Exclusive: Ex-Dewey executive director hires counsel: source

By Andrew Longstreth and Karen Freifeld

NEW YORK (Reuters) - Dewey & LeBoeuf has dismissed its executive director and he has retained a prominent criminal defense lawyer, a source close to the matter said, as the New York law firm suffered even more defections from its overseas offices.

Stephen DiCarmine, until recently one of the highest ranking executives at the firm, was terminated within the last week, the source said. Last week, the firm informed its partners that the New York District Attorney launched an investigation into allegations of wrongdoing by former Chairman Steven Davis.

No allegations of wrongdoing have been brought against DiCarmine. The reasons for his termination couldn't be determined. Davis has denied any wrongdoing and DiCarmine did not return phone calls seeking comment.

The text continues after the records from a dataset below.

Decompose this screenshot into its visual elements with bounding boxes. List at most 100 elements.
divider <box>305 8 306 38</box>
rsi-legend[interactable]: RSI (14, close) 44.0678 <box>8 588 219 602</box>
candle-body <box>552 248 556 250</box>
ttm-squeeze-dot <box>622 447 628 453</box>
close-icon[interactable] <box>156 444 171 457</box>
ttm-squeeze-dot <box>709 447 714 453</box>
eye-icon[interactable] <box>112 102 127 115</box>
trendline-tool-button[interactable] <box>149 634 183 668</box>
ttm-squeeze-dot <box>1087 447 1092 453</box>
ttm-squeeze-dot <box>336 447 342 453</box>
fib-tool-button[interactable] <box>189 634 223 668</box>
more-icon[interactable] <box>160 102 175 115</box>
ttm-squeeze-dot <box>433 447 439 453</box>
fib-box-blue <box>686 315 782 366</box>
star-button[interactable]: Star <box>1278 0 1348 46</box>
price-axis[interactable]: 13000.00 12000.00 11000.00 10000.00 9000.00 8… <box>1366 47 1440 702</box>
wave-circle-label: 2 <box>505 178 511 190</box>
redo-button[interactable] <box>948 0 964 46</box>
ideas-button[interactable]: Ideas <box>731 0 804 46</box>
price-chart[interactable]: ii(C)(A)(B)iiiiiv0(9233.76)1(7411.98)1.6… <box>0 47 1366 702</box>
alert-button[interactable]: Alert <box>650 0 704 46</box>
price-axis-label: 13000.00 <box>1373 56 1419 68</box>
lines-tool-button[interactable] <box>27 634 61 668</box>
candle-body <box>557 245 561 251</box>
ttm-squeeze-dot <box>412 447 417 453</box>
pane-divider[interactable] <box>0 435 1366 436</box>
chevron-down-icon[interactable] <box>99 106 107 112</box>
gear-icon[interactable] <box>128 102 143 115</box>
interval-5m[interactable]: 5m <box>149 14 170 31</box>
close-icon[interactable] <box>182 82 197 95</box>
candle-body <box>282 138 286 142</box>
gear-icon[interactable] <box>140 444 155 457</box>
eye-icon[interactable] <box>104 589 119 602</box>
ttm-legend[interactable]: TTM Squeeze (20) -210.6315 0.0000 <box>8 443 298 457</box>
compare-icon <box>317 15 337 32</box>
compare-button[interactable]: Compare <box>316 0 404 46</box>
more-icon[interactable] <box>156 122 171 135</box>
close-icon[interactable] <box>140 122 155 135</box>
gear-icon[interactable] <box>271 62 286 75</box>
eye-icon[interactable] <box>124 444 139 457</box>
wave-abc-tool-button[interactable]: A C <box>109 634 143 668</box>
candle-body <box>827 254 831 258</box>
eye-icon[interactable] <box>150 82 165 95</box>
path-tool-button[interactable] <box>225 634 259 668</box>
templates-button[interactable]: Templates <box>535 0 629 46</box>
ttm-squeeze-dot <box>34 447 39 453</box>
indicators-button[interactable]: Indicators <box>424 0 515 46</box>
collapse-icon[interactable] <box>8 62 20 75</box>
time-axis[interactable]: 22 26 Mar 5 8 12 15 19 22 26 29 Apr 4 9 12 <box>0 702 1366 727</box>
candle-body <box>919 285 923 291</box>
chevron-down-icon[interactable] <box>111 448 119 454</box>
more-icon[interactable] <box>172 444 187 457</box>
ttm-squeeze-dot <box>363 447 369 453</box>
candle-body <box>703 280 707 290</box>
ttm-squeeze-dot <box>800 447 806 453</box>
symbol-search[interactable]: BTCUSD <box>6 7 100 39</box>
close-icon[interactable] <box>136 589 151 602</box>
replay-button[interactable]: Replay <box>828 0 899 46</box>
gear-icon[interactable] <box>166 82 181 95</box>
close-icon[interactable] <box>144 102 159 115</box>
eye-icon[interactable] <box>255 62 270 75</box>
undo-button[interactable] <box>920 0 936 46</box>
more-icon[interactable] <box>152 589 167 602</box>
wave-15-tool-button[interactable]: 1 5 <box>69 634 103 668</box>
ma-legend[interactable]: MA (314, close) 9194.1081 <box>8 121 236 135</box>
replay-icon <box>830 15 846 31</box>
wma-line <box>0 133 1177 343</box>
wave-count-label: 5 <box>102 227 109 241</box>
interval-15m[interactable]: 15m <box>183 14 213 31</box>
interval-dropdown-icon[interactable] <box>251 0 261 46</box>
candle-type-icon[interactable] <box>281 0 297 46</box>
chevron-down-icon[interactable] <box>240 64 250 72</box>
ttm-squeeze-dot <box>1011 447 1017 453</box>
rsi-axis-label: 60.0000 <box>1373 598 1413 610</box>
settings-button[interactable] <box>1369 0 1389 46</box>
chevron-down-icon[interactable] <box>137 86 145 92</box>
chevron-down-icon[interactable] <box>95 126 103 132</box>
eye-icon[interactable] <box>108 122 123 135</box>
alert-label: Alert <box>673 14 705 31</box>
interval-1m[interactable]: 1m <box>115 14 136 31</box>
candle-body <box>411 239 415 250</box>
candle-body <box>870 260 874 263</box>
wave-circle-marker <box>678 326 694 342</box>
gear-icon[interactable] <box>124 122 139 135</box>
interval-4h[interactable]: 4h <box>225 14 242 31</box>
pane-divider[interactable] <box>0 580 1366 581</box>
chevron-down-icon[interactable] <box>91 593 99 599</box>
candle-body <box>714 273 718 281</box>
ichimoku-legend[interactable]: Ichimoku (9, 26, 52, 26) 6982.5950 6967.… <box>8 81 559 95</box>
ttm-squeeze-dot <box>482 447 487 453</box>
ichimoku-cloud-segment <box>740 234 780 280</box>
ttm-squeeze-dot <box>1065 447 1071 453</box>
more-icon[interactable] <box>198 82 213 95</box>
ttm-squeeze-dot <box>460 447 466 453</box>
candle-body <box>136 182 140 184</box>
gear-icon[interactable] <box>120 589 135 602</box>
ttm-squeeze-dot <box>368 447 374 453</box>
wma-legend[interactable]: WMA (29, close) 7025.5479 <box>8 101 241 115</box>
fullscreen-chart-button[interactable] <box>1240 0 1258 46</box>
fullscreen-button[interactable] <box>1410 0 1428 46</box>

DiCarmine has hired Edward Little, a former federal prosecutor in Manhattan, according to the source, who declined to be named due to the sensitivity of the matter. Little, a partner at law firm Hughes Hubbard & Reed, declined to comment on whether he had been hired in connection with the DA probe.

The firing of DiCarmine is just the latest sign of the turmoil at Dewey & LeBoeuf, until recently among the top 20 largest law firms in the United States. Since January, the firm has lost some 120 of its 300 partners amid a mounting debt crisis. To date, the struggling firm has tried and failed to find a merger partner.

Defections from the firm spread oversees Friday, with a wave of departures in the UK, Germany, Kazakhstan, UAE and Russia.

DiCarmine, who the source said has been given about two weeks to leave the firm, has a long working history with former firm Chairman Davis. Before his role as executive director at Dewey, he had the same title at LeBoeuf, Lamb, Greene & MacRae where Davis was chairman before that firm merged with Dewey Ballantine in 2007.

On Friday, DiCarmine's name did not appear on the firm's website.